Many shippers have sped up their holiday orders, with some even sending Christmas merchandise as early as May, according to Peter Sand, Chief Analyst at Xeneta. This surge in imports is driven not by a boost in consumer spending—which has been limited by high inflation and interest rates—but by a need to protect against a potential port strike and a later-than-usual Thanksgiving on November 28, which shortens the peak shopping season.

In July, U.S. container imports reached 2.6 million 20-foot equivalent units (TEUs), marking the third-highest monthly volume on record and a 16.8% increase from the previous year, driven in part by record imports from China, as reported by Descartes Systems Group. The NRF, which includes executives from major retailers like Walmart, Target, Macy's, and Saks, also anticipates strong import activity in August. Retailers are particularly worried about a potential strike on October 1 at seaports from Maine to Texas, following stalled negotiations between the International Longshoremen's Association and the United States Maritime Alliance.

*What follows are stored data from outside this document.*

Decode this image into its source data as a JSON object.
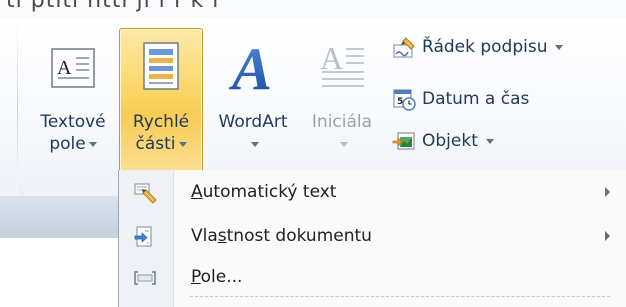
{
  "top_cut_text": "ti ptiti htti jí i f k i",
  "ribbon": {
    "buttons": [
      {
        "id": "textbox",
        "line1": "Textové",
        "line2": "pole",
        "has_arrow": true,
        "disabled": false,
        "icon": "text-box-icon"
      },
      {
        "id": "quickparts",
        "line1": "Rychlé",
        "line2": "části",
        "has_arrow": true,
        "disabled": false,
        "icon": "quick-parts-icon",
        "active": true
      },
      {
        "id": "wordart",
        "line1": "WordArt",
        "line2": "",
        "has_arrow": true,
        "disabled": false,
        "icon": "wordart-icon"
      },
      {
        "id": "dropcap",
        "line1": "Iniciála",
        "line2": "",
        "has_arrow": true,
        "disabled": true,
        "icon": "drop-cap-icon"
      }
    ],
    "small_buttons": [
      {
        "id": "signature",
        "label": "Řádek podpisu",
        "has_arrow": true,
        "icon": "signature-line-icon"
      },
      {
        "id": "datetime",
        "label": "Datum a čas",
        "has_arrow": false,
        "icon": "date-time-icon"
      },
      {
        "id": "object",
        "label": "Objekt",
        "has_arrow": true,
        "icon": "object-icon"
      }
    ]
  },
  "menu": {
    "items": [
      {
        "pre": "",
        "accel": "A",
        "post": "utomatický text",
        "has_submenu": true,
        "icon": "auto-text-icon"
      },
      {
        "pre": "Vla",
        "accel": "s",
        "post": "tnost dokumentu",
        "has_submenu": true,
        "icon": "document-property-icon"
      },
      {
        "pre": "",
        "accel": "P",
        "post": "ole...",
        "has_submenu": false,
        "icon": "field-icon"
      }
    ]
  },
  "colors": {
    "accent_active": "#fbd96e",
    "label_text": "#1e395b",
    "disabled_text": "#9aa3ad",
    "wordart_blue": "#2b63b8"
  }
}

Maersk has issued a warning that a general work stoppage at U.S. Gulf and East Coast ports could lead to a recovery period of 4-6 weeks with significant backlogs. Although non-contract spot rates for containers from the Far East to the U.S. West Coast spiked by 144% between April and July, they have since decreased by 17%, with similar trends observed in other major shipping routes.

The industrial sector has played a significant role in U.S. container import growth in the first half of 2024, partly driven by looming tariffs on exports from China and other countries, set to be enforced later this year by the Biden administration. This tariff pull-through has particularly impacted imports of EV batteries and solar cells. Despite threats of additional tariffs by Donald Trump, the Republican frontrunner for the 2024 presidential election, businesses have remained relatively quiet.

Maersk CEO Vincent Clerc noted that the competitive dynamic between the U.S. and China is likely to continue regardless of the election outcome, with some demand potentially pulled forward due to tariff uncertainties leading up to the November election.